Not so. The ban turns entirely on a student’s sex—regardless of whether that student’s sex is male or female.
The court’s opinion ignored one very glaring weakness in its own arguments: the U.S. Supreme Court has never held that “sex” and “transgender status” are one in the same.
Classifications based on sex are just that. And in Arizona’s case, whether the students were transgender “girls” or “boys” resulted in the same outcome: All students, regardless of gender identity, were required to compete on teams that matched their underlying biological sex.
The court’s opinion also clung to the fact that, in its view (and the view of the trial court):
[t]ransgender girls who receive puberty-blocking medication do not have an athletic advantage over other girls because they do not undergo male puberty and do not experience the physiological changes caused by the increased production of testosterone associated with male puberty.
However, medical evidence now indicates that regardless of the use of puberty blockers or cross-sex hormones, males begin to distinguish themselves athletically from their female counterparts around the age of 11.
Hormones have limited or no impact on wingspan, muscle mass, height, or bone density—all critical physiological advantages in competitive sports.
The court went on to rationalize that laws that discriminate based on “transgender status” are subject to heightened scrutiny under the equal protection clause of the Constitution.
That meant that the state of Arizona bore the burden of proving that its law served an important government objective, and that the law was substantially related to achieving the objective.
The appellate court wrote that the state had not met its burden. In the court’s view, the act had been adopted for the sole purpose of excluding “transgender girls” from playing on girls’ sports team. This was not, the court wrote, a law substantially related to achieving an “important government objective,” nor could the state bear the burden of demonstrating an “exceedingly persuasive justification” for what it viewed as a discriminatory classification.
Turning to the Title IX discrimination claims, the 9th Circuit panel was influenced mightily by the Department of Education’s expansive rewrite of Title IX to include “gender identity or expression” as commensurate with biological sex.
Christen wrote that the law “does not afford transgender women and girls equal athletic opportunities … [and] the record does not demonstrate that transgender females would displace cisgender females to a substantial extent if transgender females were allowed to play on female teams.”
In the end, the court determined that in addition to the foregoing, the “public interest” was served by preventing “the violation of a party’s [i.e., the transgender student’s] constitutional rights.”

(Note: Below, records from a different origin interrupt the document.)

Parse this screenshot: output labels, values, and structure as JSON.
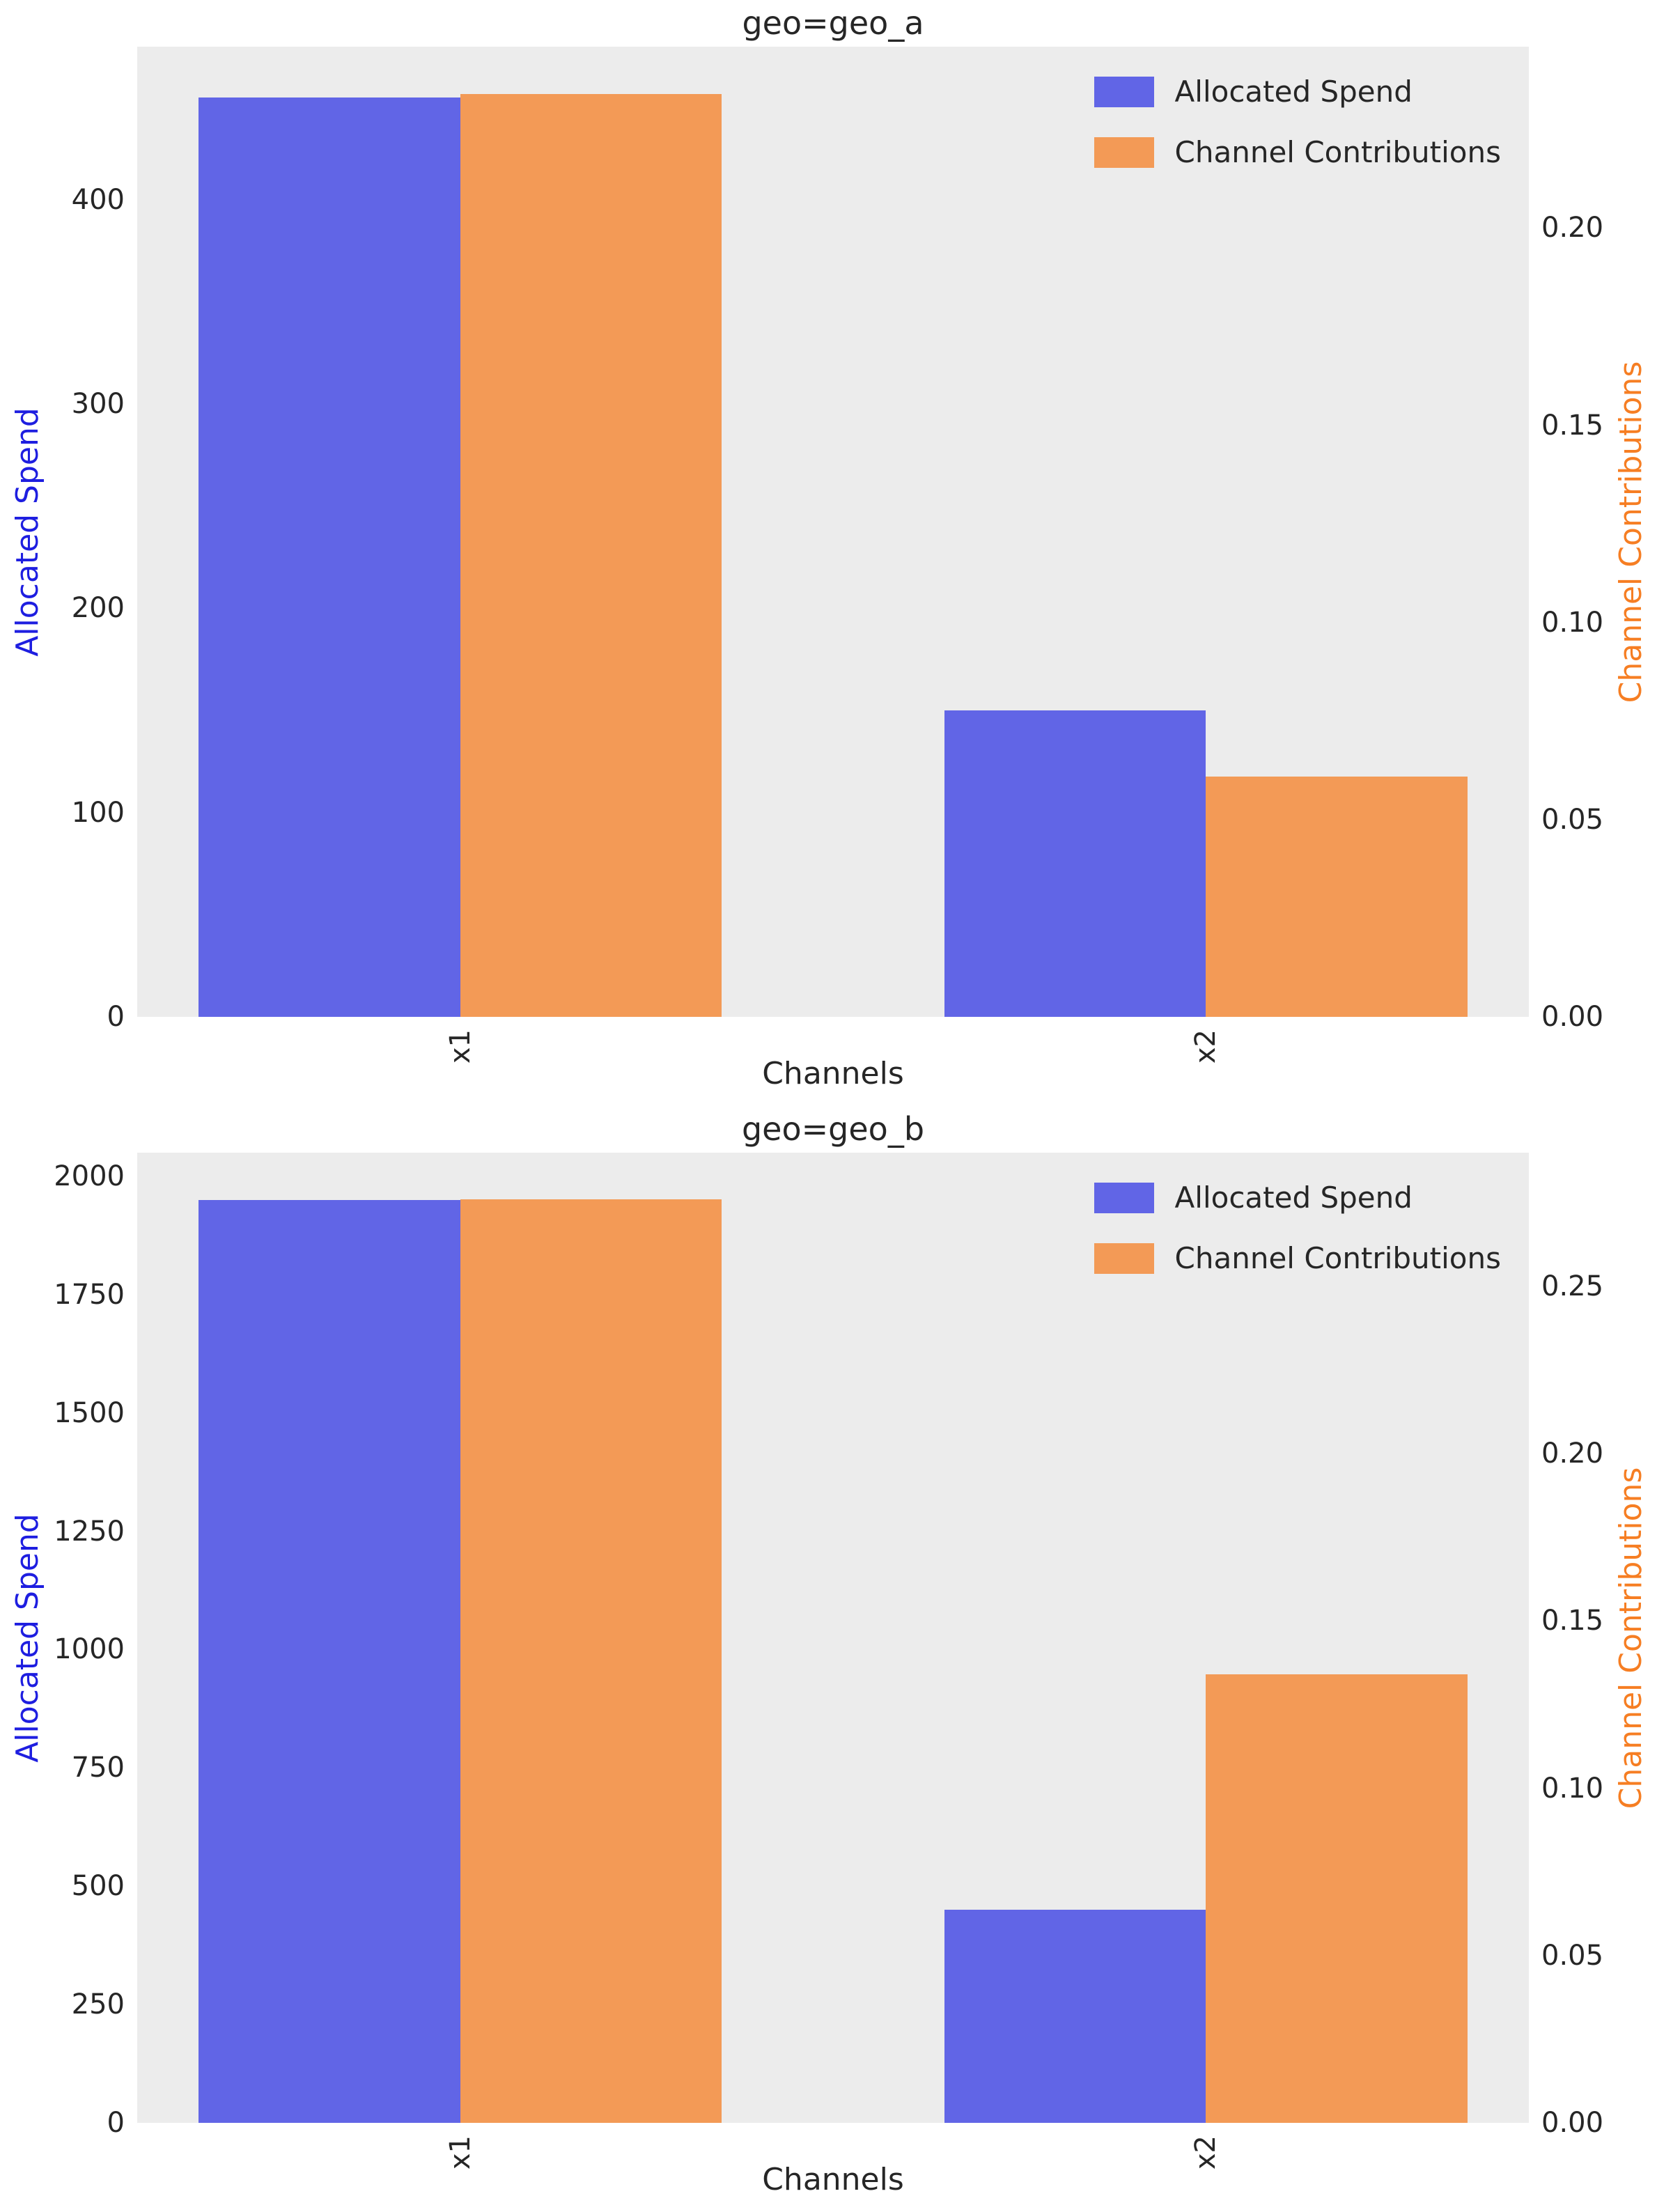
{
  "style": {
    "background": "#FFFFFF",
    "plot_background": "#ECECEC",
    "text_color": "#262626",
    "spend_color": "#6165E6",
    "contribution_color": "#F39A56",
    "left_axis_label_color": "#1E1EE0",
    "right_axis_label_color": "#F67E23"
  },
  "legend": {
    "items": [
      {
        "label": "Allocated Spend"
      },
      {
        "label": "Channel Contributions"
      }
    ]
  },
  "chart_data": [
    {
      "type": "bar",
      "title": "geo=geo_a",
      "xlabel": "Channels",
      "ylabel_left": "Allocated Spend",
      "ylabel_right": "Channel Contributions",
      "categories": [
        "x1",
        "x2"
      ],
      "series": [
        {
          "name": "Allocated Spend",
          "axis": "left",
          "values": [
            450,
            150
          ]
        },
        {
          "name": "Channel Contributions",
          "axis": "right",
          "values": [
            0.234,
            0.061
          ]
        }
      ],
      "ylim_left": [
        0,
        475
      ],
      "ylim_right": [
        0,
        0.246
      ],
      "yticks_left": [
        0,
        100,
        200,
        300,
        400
      ],
      "yticks_right": [
        0.0,
        0.05,
        0.1,
        0.15,
        0.2
      ],
      "legend_position": "upper right",
      "grid": false
    },
    {
      "type": "bar",
      "title": "geo=geo_b",
      "xlabel": "Channels",
      "ylabel_left": "Allocated Spend",
      "ylabel_right": "Channel Contributions",
      "categories": [
        "x1",
        "x2"
      ],
      "series": [
        {
          "name": "Allocated Spend",
          "axis": "left",
          "values": [
            1950,
            450
          ]
        },
        {
          "name": "Channel Contributions",
          "axis": "right",
          "values": [
            0.276,
            0.134
          ]
        }
      ],
      "ylim_left": [
        0,
        2050
      ],
      "ylim_right": [
        0,
        0.29
      ],
      "yticks_left": [
        0,
        250,
        500,
        750,
        1000,
        1250,
        1500,
        1750,
        2000
      ],
      "yticks_right": [
        0.0,
        0.05,
        0.1,
        0.15,
        0.2,
        0.25
      ],
      "legend_position": "upper right",
      "grid": false
    }
  ]
}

Despite the court’s ongoing delirium about transgender discrimination, Arizona’s then-governor, Doug Ducey, when signing the women’s sports bill into law, noted perhaps the simplest and clearest aim of the legislation:
This legislation simply ensures that the girls and young women who have dedicated themselves to their sport do not miss out on hard-earned opportunities, including their titles, standings, and scholarships due to unfair competition.
This bill strikes the right balance of respecting all students while still acknowledging that there are inherent biological distinctions that merit separate categories to ensure fairness for all.
The simple, nondiscriminatory mission of the Save Women’s Sports Act, however, was utterly lost on the 9th Circuit.
Perhaps, in time, sanity will prevail at the U.S. Supreme Court.